BUCHAREST, Romania (AP) — Romania’s crackdown on corruption and fraud in recent years has created a sudden and unexpected literary boom, as prisoners publish hundreds of non-fiction books on subjects as varied as soccer, real estate, God and gemstones.
It’s quite a feat for inmates with no access to books or the Internet, often without tables in their cells. Reports that one book, of 212 pages, was written in seven hours, has only increased suspicions that the improbable treatises are often ghost-written or plagiarized.
Under Romanian law, prisoners can have their sentences reduced by 30 days for every “scientific work” they publish, subject to a judge’s decision on whether the book merits it. Prisoners pay publishing houses to print their works — though they won’t be found in any bookshop.
The law dates from the communist era and was aimed at imprisoned intellectuals who were not suitable for manual labor. Skilled manual workers are able to work to reduce their sentences.
Until recently only a handful of such books were published, but in 2014 that rose to 90 — and in 2015 it spiraled to 340.
Prosecutors are investigating whether rich and well-connected convicts are paying university professors — who are required to approve the subjects of the books — or others to write them for them.
A prosecutors’ statement cited the case of the 212-page book written by an unidentified prisoner in under seven hours, as well as a 180-page book written in 12 hours.
Laura Stefan, an analyst at the Expert Forum think tank, which promotes transparency and good governance, says the “scientific works” coming out of Romania’s jails have more to do with the wealth and influence of the inmates than their literary talent.
“What we are seeing … is the result of high-level people ending up in jail. These very powerful people are also rich and they can afford to have high-quality counsel, lawyers who teach them how to use the legislation,” she told The Associated Press.
“The quality of the work is poor, and some are bluntly copied.”
Allegations of plagiarism against ministers and high-ranking figures are commonplace in Romania, yet rarely investigated. A university panel in 2012 found that former Prime Minister Victor Ponta plagiarized his 2003 doctoral thesis,
Justice Minister Raluca Pruna has called for the law to be abolished in an emergency ordinance.
“I noticed a very large growth (in publications) in a very short space of time,” Pruna told the AP. “It was clear the procedure had not been applied in a strict manner.”

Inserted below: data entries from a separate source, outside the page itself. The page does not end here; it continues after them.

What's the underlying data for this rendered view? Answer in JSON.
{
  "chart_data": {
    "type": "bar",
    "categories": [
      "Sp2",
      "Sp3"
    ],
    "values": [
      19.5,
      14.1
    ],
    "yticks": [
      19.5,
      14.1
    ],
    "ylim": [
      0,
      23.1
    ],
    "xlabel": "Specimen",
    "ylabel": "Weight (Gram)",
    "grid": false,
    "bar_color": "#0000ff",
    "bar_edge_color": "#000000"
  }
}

She favors new legislation that would put writing a book on a par with activities such as painting and theater, which would together be taken into consideration when ruling on early release.
The books are generally highly specialized or full of photos and short on text and would pass unnoticed were it not for the high-profile authors — including former Prime Minister Adrian Nastase, a football club owner and a TV mogul— or the fact they were apparently penned on a prison bed.

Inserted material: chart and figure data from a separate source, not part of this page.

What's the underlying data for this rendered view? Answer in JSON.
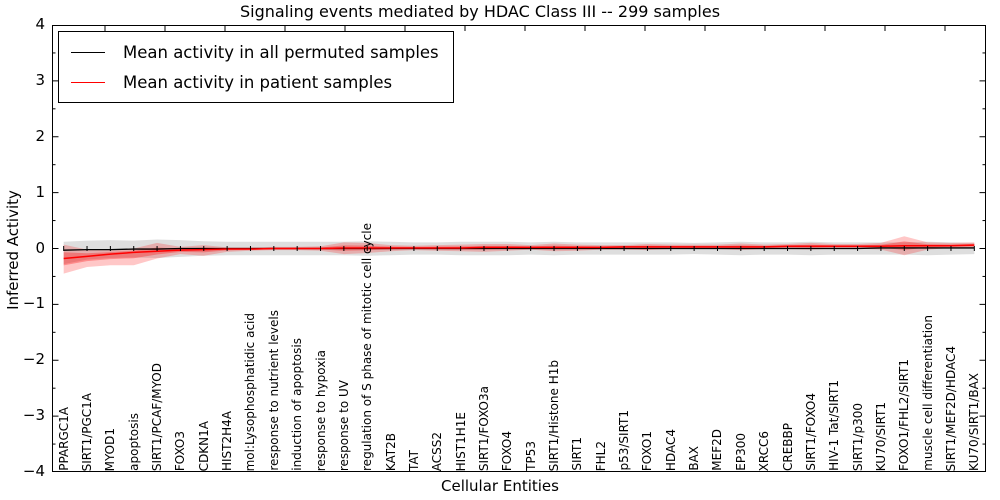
{
  "title": "Signaling events mediated by HDAC Class III -- 299 samples",
  "legend": {
    "items": [
      {
        "label": "Mean activity in all permuted samples",
        "color": "#000000"
      },
      {
        "label": "Mean activity in patient samples",
        "color": "#ff0000"
      }
    ]
  },
  "chart_data": {
    "type": "line",
    "title": "Signaling events mediated by HDAC Class III -- 299 samples",
    "xlabel": "Cellular Entities",
    "ylabel": "Inferred Activity",
    "ylim": [
      -4,
      4
    ],
    "ytick_labels": [
      "4",
      "3",
      "2",
      "1",
      "0",
      "−1",
      "−2",
      "−3",
      "−4"
    ],
    "grid": false,
    "legend_position": "upper left",
    "categories": [
      "PPARGC1A",
      "SIRT1/PGC1A",
      "MYOD1",
      "apoptosis",
      "SIRT1/PCAF/MYOD",
      "FOXO3",
      "CDKN1A",
      "HIST2H4A",
      "mol:Lysophosphatidic acid",
      "response to nutrient levels",
      "induction of apoptosis",
      "response to hypoxia",
      "response to UV",
      "regulation of S phase of mitotic cell cycle",
      "KAT2B",
      "TAT",
      "ACSS2",
      "HIST1H1E",
      "SIRT1/FOXO3a",
      "FOXO4",
      "TP53",
      "SIRT1/Histone H1b",
      "SIRT1",
      "FHL2",
      "p53/SIRT1",
      "FOXO1",
      "HDAC4",
      "BAX",
      "MEF2D",
      "EP300",
      "XRCC6",
      "CREBBP",
      "SIRT1/FOXO4",
      "HIV-1 Tat/SIRT1",
      "SIRT1/p300",
      "KU70/SIRT1",
      "FOXO1/FHL2/SIRT1",
      "muscle cell differentiation",
      "SIRT1/MEF2D/HDAC4",
      "KU70/SIRT1/BAX"
    ],
    "series": [
      {
        "name": "Mean activity in all permuted samples",
        "color": "#000000",
        "band_color": "#000000",
        "values": [
          -0.03,
          -0.02,
          -0.02,
          -0.01,
          -0.01,
          0,
          0,
          0,
          0,
          0,
          0,
          0,
          0,
          0,
          0,
          0,
          0,
          0,
          0,
          0,
          0,
          0,
          0,
          0,
          0,
          0,
          0,
          0,
          0,
          0,
          0,
          0,
          0,
          0,
          0,
          0.01,
          0.01,
          0.01,
          0.01,
          0.01
        ],
        "band_lo": [
          -0.28,
          -0.2,
          -0.17,
          -0.16,
          -0.17,
          -0.15,
          -0.13,
          -0.12,
          -0.12,
          -0.12,
          -0.12,
          -0.12,
          -0.12,
          -0.13,
          -0.12,
          -0.11,
          -0.11,
          -0.12,
          -0.12,
          -0.12,
          -0.11,
          -0.12,
          -0.11,
          -0.11,
          -0.11,
          -0.11,
          -0.11,
          -0.1,
          -0.11,
          -0.12,
          -0.11,
          -0.11,
          -0.12,
          -0.11,
          -0.11,
          -0.11,
          -0.11,
          -0.12,
          -0.11,
          -0.1
        ],
        "band_hi": [
          0.12,
          0.14,
          0.15,
          0.14,
          0.16,
          0.15,
          0.13,
          0.12,
          0.12,
          0.12,
          0.12,
          0.12,
          0.12,
          0.13,
          0.12,
          0.11,
          0.11,
          0.12,
          0.12,
          0.12,
          0.11,
          0.12,
          0.11,
          0.11,
          0.11,
          0.11,
          0.11,
          0.1,
          0.11,
          0.12,
          0.11,
          0.11,
          0.12,
          0.11,
          0.11,
          0.11,
          0.11,
          0.12,
          0.11,
          0.1
        ]
      },
      {
        "name": "Mean activity in patient samples",
        "color": "#ff0000",
        "band_color": "#ff0000",
        "values": [
          -0.18,
          -0.14,
          -0.1,
          -0.07,
          -0.05,
          -0.03,
          -0.02,
          -0.01,
          -0.01,
          0,
          0,
          0,
          0.01,
          0.01,
          0.01,
          0.01,
          0.01,
          0.01,
          0.02,
          0.02,
          0.02,
          0.02,
          0.02,
          0.02,
          0.03,
          0.03,
          0.03,
          0.03,
          0.03,
          0.03,
          0.03,
          0.04,
          0.04,
          0.04,
          0.04,
          0.04,
          0.05,
          0.05,
          0.05,
          0.06
        ],
        "band_lo": [
          -0.45,
          -0.33,
          -0.3,
          -0.3,
          -0.18,
          -0.1,
          -0.13,
          -0.06,
          -0.04,
          -0.03,
          -0.03,
          -0.04,
          -0.1,
          -0.08,
          -0.05,
          -0.03,
          -0.04,
          -0.05,
          -0.06,
          -0.04,
          -0.02,
          -0.05,
          -0.04,
          -0.02,
          -0.02,
          -0.03,
          -0.01,
          -0.01,
          -0.01,
          -0.03,
          -0.01,
          -0.01,
          -0.02,
          0,
          0,
          -0.02,
          -0.12,
          -0.02,
          0.01,
          0.01
        ],
        "band_hi": [
          0.07,
          -0.02,
          -0.02,
          0.0,
          0.1,
          0.03,
          0.06,
          0.02,
          0.02,
          0.03,
          0.03,
          0.04,
          0.11,
          0.1,
          0.06,
          0.05,
          0.06,
          0.07,
          0.08,
          0.08,
          0.06,
          0.09,
          0.07,
          0.06,
          0.06,
          0.08,
          0.07,
          0.07,
          0.07,
          0.09,
          0.07,
          0.08,
          0.1,
          0.08,
          0.08,
          0.1,
          0.22,
          0.11,
          0.1,
          0.11
        ]
      }
    ]
  }
}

Nastase, who published prolifically before he served two prison sentences for corruption, wrote two books while in jail. He declined to be interviewed for this article.
However, graphic artist Marina Popovici, one of those sentenced alongside Nastase in 2012 for money-laundering and complicity to abuse of the public interest, praised the law and said it gave well-educated prisoners something productive to do.
“As a person who was active, I wanted to do something so as not to waste my time,” she said, clutching her book, “Precious Colored Gemstones.” She said she was given supervised access to a computer and insisted she wrote the book herself. Freed in 2015, she claims she was wrongly convicted and is appealing at the European Court of Human Rights.
Journalist and former senator Sorin Rosca Stanescu served nine months of a 2½-year sentence he was handed for using privileged information and setting up an organized crime group. He wrote three books on the Romanian press and Romania’s political life and now teaches classes about corruption plaguing the Romanian press. He also insists he wrote his own books.
But it’s hardly surprising that in such difficult conditions — prisoners rely on family and friends to photocopy pages from reference books and don’t have desks in their cells — and with most convicts first-time authors, there are suspicions some prisoners simply hired others to write for them.
Steaua football club owner Gigi Becali recently admitted that he didn’t write the four books that came out under his name on subjects ranging from Mount Athos to “merciful love and redemption.” The former European Parliament lawmaker was sentenced to 3½ years prison in May 2013 for a land exchange deal, kidnapping and match fixing. He did not respond to messages requesting an interview.
Lawmaker Gabriela Anghel, who’s taking Stanescu’s class on media corruption, thinks the law is wrong.
“It’s not right to reduce someone’s sentence based on a book they may not have written. They should write, but not get their sentence reduced because of it,” she said.